Brenda Carey, owner and editor of Vegan Health and Fitness magazine in the US, is more wary than welcoming. “As an idealist, I wish that everyone would choose to eat vegan to relieve the suffering of animals. I also wish that everyone would care enough about the environment to want to avoid animal products as the number one cause of environmental destruction on the planet.

“There are many top vegan athletes who are vegan for these reasons – and yes, they get a performance boost. However, there are many high-profile vegan athletes who never mention anything but their personal, selfish benefits from avoiding animal products and eating more plants. We call those people ‘plant-based’ as they do not embrace a full vegan lifestyle, they just eat plants.

“I get concerned about the people who simply follow this behaviour because their favourite athlete or celebrity has done so. Unfortunately people who choose to ‘go vegan’, which often equates to merely eating plant-based, for selfish reasons such as performance benefits or weight loss, tend to be the ones who fall off the wagon and go back to eating animal products later.”

Carey is, though, a realist as well as an idealist, “so I’m just glad when anyone chooses to avoid eating animal products”.

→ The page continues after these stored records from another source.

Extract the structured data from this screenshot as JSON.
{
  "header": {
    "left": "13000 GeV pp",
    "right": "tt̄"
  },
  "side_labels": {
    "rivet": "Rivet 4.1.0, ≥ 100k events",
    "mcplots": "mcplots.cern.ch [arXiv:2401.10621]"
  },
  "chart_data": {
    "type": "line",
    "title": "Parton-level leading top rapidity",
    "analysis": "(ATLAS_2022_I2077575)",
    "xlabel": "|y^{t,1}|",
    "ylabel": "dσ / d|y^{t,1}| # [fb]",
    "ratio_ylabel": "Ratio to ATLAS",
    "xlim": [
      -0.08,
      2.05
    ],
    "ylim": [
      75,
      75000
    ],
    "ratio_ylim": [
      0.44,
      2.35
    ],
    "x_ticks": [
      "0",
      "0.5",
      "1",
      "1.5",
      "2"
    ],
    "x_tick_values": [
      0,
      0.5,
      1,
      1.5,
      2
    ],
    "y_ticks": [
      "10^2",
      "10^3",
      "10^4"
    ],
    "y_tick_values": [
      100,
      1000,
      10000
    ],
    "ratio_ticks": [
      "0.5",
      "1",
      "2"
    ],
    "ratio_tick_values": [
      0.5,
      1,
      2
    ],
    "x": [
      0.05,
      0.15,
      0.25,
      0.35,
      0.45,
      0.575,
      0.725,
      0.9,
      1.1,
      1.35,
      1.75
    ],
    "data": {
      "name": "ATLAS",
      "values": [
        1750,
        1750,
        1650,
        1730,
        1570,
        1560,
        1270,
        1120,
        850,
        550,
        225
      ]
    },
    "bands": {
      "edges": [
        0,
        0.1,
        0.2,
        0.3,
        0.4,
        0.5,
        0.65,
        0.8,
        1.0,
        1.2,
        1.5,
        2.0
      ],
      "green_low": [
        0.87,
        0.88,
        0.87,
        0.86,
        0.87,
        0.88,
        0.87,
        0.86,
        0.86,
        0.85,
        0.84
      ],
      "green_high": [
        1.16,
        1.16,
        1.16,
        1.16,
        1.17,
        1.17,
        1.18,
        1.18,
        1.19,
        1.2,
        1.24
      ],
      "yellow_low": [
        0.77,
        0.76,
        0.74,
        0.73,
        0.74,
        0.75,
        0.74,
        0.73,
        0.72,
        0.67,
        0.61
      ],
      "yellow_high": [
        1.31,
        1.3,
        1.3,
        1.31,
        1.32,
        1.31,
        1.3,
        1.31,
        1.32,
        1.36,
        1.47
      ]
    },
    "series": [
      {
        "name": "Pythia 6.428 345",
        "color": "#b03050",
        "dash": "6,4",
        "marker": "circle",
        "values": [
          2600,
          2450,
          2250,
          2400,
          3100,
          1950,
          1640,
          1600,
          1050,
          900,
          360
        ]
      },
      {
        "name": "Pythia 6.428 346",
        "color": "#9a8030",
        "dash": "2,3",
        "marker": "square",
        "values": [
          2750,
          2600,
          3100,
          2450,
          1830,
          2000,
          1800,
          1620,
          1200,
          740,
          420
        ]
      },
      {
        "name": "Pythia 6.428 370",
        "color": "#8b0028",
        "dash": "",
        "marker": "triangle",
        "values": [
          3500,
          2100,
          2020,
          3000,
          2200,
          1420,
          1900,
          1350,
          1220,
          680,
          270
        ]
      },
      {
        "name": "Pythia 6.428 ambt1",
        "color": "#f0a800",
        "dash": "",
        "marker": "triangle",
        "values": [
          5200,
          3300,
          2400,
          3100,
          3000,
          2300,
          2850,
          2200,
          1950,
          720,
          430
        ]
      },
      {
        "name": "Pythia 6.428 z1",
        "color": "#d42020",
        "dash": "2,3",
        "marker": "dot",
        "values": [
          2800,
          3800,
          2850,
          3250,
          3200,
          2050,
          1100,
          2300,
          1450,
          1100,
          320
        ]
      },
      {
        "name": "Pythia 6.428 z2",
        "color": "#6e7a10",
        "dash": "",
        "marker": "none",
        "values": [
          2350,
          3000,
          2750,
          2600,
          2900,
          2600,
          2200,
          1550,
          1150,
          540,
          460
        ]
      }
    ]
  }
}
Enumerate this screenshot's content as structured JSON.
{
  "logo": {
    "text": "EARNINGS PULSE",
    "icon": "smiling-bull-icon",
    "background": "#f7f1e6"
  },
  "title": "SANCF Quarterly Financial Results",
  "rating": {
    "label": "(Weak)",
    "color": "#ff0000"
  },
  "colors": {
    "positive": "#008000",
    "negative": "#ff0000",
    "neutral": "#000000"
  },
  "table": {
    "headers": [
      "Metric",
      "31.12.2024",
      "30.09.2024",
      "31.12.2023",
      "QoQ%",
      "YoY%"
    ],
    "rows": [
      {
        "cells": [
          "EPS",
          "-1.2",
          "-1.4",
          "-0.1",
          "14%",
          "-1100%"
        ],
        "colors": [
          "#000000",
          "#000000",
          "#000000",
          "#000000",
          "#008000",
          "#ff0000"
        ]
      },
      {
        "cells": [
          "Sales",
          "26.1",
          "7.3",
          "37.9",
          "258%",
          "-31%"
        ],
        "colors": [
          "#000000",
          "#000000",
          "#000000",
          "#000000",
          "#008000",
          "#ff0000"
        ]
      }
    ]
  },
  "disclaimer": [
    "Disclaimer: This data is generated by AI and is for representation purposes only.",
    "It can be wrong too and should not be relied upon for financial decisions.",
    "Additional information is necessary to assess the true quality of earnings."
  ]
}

The strongest sporting voice against uncommitted plant-eaters is Neil Robinson, who became the first vegan footballer in Britain, and, he thinks, the world. He played for Everton, Swansea and others in a 16-year career from 1974, and says football is still “in the stone age” for vegans. He is critical of “cheagans” and fad dieters.

“To a small degree I get what Dale [Vince] thinks but, I am a purist. I’m always sceptical when I hear that a sportsperson or celebrity has become ‘plant-based’ for health reasons. It dilutes veganism into being just a diet when in fact veganism is an ethos, a lifestyle of non-violence and compassion towards all living creatures.

“Football is still in the stone age when it comes to embracing veganism. Clubs these days employ ‘qualified’ nutritionists and it baffles me as to how these so-called experts can ignore the fact that animal foods are totally unnecessary for human health and, most importantly as far as they’re concerned, sporting performance. Individual sportsmen and women are now ‘getting it’ but the clubs and authorities, with the exception of Forest Green Rovers, appear to be aeons away from embracing the plant food age.”

Perhaps the best role model for plant-powered health is Fauja Singh, the 106-year-old runner who appeared alongside David Beckham in an advertising campaign and who ran the London marathon aged 101. He turned vegetarian in his 80s and eats mostly rotis, lentils, spinach and ginger. He takes only small portions and said:, “If you ask me, more people die from overeating than starvation.”

But when he wants a treat he goes to a place no vegan would ever visit – McDonalds, for a milkshake. A small one, of course.